May 24: Gas utility legislation tied up in Harrisburg | Drueding Brothers renovation | Chickens victorious

Legislation to renew Pennsylvania’s One Call System of gas utility regulations, which expires at the end of the year, is tied up in a political morass in Harrisburg, Andrew Maykuth reports. The Wolf administration’s Pipeline Infrastructure Task Force and US DOT are recommending that the Public Utility Commission take over enforcement duties from the Department of Labor and Industry. A bill in the legislature making that change, and others, is opposed by smaller gas producers because it eliminates their exemptions from notification requirements. 

GroJLart has a history of the massive Dreuding Brothers complex at 5th and Master on Hidden City as developer Michael Samschick rehabs the factory. It’s the kind of project that could shift the development horizon west from South Kensington into Ludlow. Samschick’s company, Core Realty, is the developer behind recent adaptive reuse projects like Penn Treaty Pennthouses and The Fillmore. 

Should Philadelphians be allowed to keep backyard chickens? A West Philly woman succeeded in getting Municipal Court to drop her chicken citations, reports Victor Fiorello, but the animals remain illegal in Philadelphia thanks to a 2004 law passed by 10th District Councilman Brian O’Neill of Northeast Philly.
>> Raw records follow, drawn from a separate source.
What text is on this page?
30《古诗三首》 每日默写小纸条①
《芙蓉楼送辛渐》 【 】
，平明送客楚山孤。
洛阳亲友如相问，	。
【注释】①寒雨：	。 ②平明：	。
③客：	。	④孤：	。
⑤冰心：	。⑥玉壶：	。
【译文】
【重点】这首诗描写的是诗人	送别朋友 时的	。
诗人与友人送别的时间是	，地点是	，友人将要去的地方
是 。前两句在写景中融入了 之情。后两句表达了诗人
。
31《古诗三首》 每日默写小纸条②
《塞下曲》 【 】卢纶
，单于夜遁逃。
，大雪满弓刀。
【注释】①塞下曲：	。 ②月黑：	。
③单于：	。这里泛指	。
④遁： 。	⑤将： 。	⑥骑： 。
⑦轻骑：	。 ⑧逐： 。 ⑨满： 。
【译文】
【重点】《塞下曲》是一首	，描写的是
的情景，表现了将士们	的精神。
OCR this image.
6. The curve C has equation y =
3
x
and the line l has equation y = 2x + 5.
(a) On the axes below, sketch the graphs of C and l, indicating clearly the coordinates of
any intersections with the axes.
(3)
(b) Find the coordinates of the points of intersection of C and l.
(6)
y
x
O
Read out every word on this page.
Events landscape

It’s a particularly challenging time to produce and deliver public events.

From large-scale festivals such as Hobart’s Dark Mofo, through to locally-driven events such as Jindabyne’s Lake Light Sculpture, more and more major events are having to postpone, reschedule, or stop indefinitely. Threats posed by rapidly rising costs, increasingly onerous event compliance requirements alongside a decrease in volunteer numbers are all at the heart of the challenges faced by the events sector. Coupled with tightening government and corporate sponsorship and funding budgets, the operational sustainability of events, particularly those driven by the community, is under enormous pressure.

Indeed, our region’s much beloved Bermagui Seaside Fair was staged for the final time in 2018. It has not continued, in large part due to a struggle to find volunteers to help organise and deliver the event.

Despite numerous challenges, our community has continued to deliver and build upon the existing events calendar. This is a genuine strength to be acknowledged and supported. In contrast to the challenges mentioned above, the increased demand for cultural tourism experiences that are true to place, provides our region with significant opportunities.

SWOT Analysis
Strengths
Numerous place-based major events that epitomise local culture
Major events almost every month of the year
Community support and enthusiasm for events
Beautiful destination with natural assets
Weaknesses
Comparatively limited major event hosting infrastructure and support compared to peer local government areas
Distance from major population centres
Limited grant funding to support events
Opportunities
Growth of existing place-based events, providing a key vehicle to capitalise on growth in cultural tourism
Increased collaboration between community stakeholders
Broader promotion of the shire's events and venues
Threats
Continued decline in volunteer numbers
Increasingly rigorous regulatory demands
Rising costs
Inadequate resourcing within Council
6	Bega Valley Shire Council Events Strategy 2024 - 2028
Fiorello says a backyard chicken craze has been sweeping the nation, pointing to a 2012 study in the Environmental Law Reporter journal showing they’re legal in the vast majority of major US cities. 

The Inquirer editorial board takes PennDOT to task for selling drivers license information to third-party vendors who couldn’t provide proof that information is protected against identity theft. “It’s bad enough that the state can sell personal information. At the very least, it has an obligation to licensed drivers to ensure basic security protocols are followed to prevent identity theft.”

Philadelphia University students presented ideas for a redesign of the East Falls SEPTA station to SEPTA officials, East Falls Development Corporation members, and architects and alumni earlier this month, writes John Corrigan. “The architecture majors, along with two occupational therapy majors, faced the challenge with strategic planning and innovative concepts, incorporating SEPTA’s regulations and the East Falls community’s desire for commercial activity.”

A Lehigh County judge ruled that the publicly-funded PP&L Center hockey arena in Allentown is exempt from paying real estate taxes, reports Matt Assad, and so are its connected parking lots, restaurants, and a condo building. If the court had decided otherwise, the tax-exempt status of stadiums across the state could have been endangered. Under the terms of the Neighborhood Improvement Zone the state established exclusively for Allentown in 2009, all state and local taxes other than real estate taxes go into a special authority for 30 years, and are loaned out to developers for projects inside a 30-acre area covering Allentown’s downtown and waterfront.